Тут Белоконь снова уставился на меня в упор своими синими глазами. Конечно, любой обвиняемый может отказаться от дачи показаний и заявить, что будет давать их только в присутствии прокурора. Но я требовала не прокурора, а Котова, начальника МУРа. Белоконь глядел на меня чуть не полную минуту, а потом, вздохнув, усмехнулся и лениво, с какой-то оттяжкой, словно в размышлении, вытащил из кармана пачку сигарет «Ту-134», чиркнул спичкой и закурил. По плоскости пустого стола перекинул сигареты мне:
— Курите! Не стесняйтесь, это не взятка…
Так, решила я, значит, Котов не в заговоре. Именно поэтому Белоконь не повез меня на Петровку, и именно поэтому нет и не будет никаких протоколов. И держать меня в «Матросской тишине» они не могут. Иначе завтра же утром в сводке об арестованных по Москве и области моя фамилия окажется на столах у Котова, Власова и Куркова. И если они захотят узнать, что я делала в рабочем общежитии на Кабельной…
Белоконь затянулся сигаретой и с прищуром посмотрел на меня через облачко дыма:
— Аня, а вы были на этом собрании «Памяти»?
— Да, была.
— Ну и как вам?
— Ничего…
— А почему вы сказали, что это «сборище»?

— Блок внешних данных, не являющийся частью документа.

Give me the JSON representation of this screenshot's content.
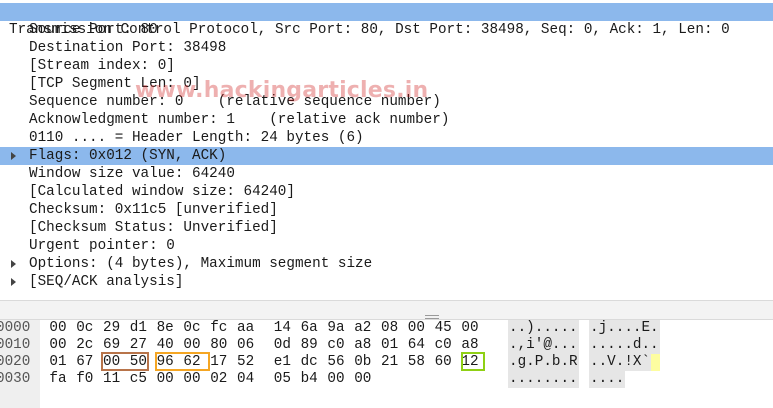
{
  "tree": {
    "header": "Transmission Control Protocol, Src Port: 80, Dst Port: 38498, Seq: 0, Ack: 1, Len: 0",
    "fields": [
      {
        "text": "Source Port: 80",
        "expand": false,
        "selected": false
      },
      {
        "text": "Destination Port: 38498",
        "expand": false,
        "selected": false
      },
      {
        "text": "[Stream index: 0]",
        "expand": false,
        "selected": false
      },
      {
        "text": "[TCP Segment Len: 0]",
        "expand": false,
        "selected": false
      },
      {
        "text": "Sequence number: 0    (relative sequence number)",
        "expand": false,
        "selected": false
      },
      {
        "text": "Acknowledgment number: 1    (relative ack number)",
        "expand": false,
        "selected": false
      },
      {
        "text": "0110 .... = Header Length: 24 bytes (6)",
        "expand": false,
        "selected": false
      },
      {
        "text": "Flags: 0x012 (SYN, ACK)",
        "expand": true,
        "selected": true
      },
      {
        "text": "Window size value: 64240",
        "expand": false,
        "selected": false
      },
      {
        "text": "[Calculated window size: 64240]",
        "expand": false,
        "selected": false
      },
      {
        "text": "Checksum: 0x11c5 [unverified]",
        "expand": false,
        "selected": false
      },
      {
        "text": "[Checksum Status: Unverified]",
        "expand": false,
        "selected": false
      },
      {
        "text": "Urgent pointer: 0",
        "expand": false,
        "selected": false
      },
      {
        "text": "Options: (4 bytes), Maximum segment size",
        "expand": true,
        "selected": false
      },
      {
        "text": "[SEQ/ACK analysis]",
        "expand": true,
        "selected": false
      }
    ]
  },
  "watermark": "www.hackingarticles.in",
  "hex": {
    "rows": [
      {
        "offset": "0000",
        "bytes": [
          "00",
          "0c",
          "29",
          "d1",
          "8e",
          "0c",
          "fc",
          "aa",
          "14",
          "6a",
          "9a",
          "a2",
          "08",
          "00",
          "45",
          "00"
        ],
        "ascii1": "..).....",
        "ascii2": ".j....E."
      },
      {
        "offset": "0010",
        "bytes": [
          "00",
          "2c",
          "69",
          "27",
          "40",
          "00",
          "80",
          "06",
          "0d",
          "89",
          "c0",
          "a8",
          "01",
          "64",
          "c0",
          "a8"
        ],
        "ascii1": ".,i'@...",
        "ascii2": ".....d.."
      },
      {
        "offset": "0020",
        "bytes": [
          "01",
          "67",
          "00",
          "50",
          "96",
          "62",
          "17",
          "52",
          "e1",
          "dc",
          "56",
          "0b",
          "21",
          "58",
          "60",
          "12"
        ],
        "ascii1": ".g.P.b.R",
        "ascii2": "..V.!X`."
      },
      {
        "offset": "0030",
        "bytes": [
          "fa",
          "f0",
          "11",
          "c5",
          "00",
          "00",
          "02",
          "04",
          "05",
          "b4",
          "00",
          "00"
        ],
        "ascii1": "........",
        "ascii2": "...."
      }
    ]
  },
  "colors": {
    "selection": "#8cb8ec",
    "highlight_source_port": "#b8744a",
    "highlight_dest_port": "#f5a623",
    "highlight_flags": "#8fd014",
    "selected_byte_bg": "#fdfda0"
  }
}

— Ну… Так про них в газетах пишут…
— А кто выступал сегодня?
— А то вы не знаете!
— Конечно, не знаю. «Память» проводит каждый вечер по дюжине собраний — откуда мне знать, кто там выступает? Я, если вы знаете, начальник отдела по борьбе с преступностью против иностранцев. А среди них нет лекторов «Памяти»…

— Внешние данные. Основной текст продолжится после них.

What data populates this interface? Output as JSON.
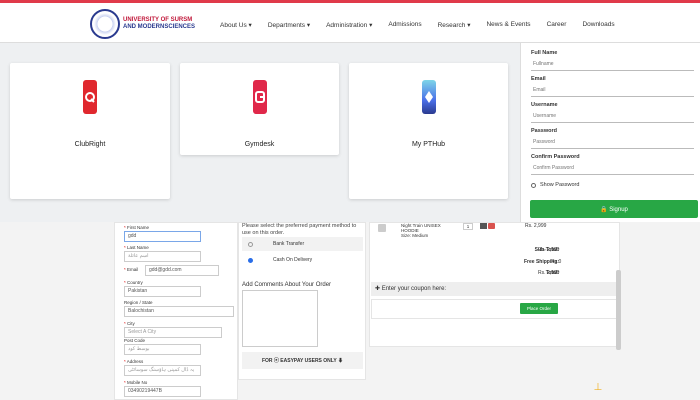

Это он так пошутил. А меня в этот момент как пронзило: вот откуда к заговорщикам пришла информация о приезде в Москву Стефании Грилл! Простая оперативка, которую из МИДа сплавляют в КГБ и МВД на всех иностранцев, обратившихся за въездной визой. Эта оперативка легла, конечно, на стол Белоконю — а кому же еще! И в ней было написано, что Стефания Грилл, представитель Лиги женской моды, прилетает в Москву 6 сентября по приглашению Культурного фонда. Правда, неясно, как он узнал, что она гадалка и имеет отношение к Горячевой…
— Так кто же там выступал сегодня? — спросил Белоконь.
— Окулов, — сказала я.
— A-a! Ну что ж, он историк и, по-моему, толковый. Вам так не показалось?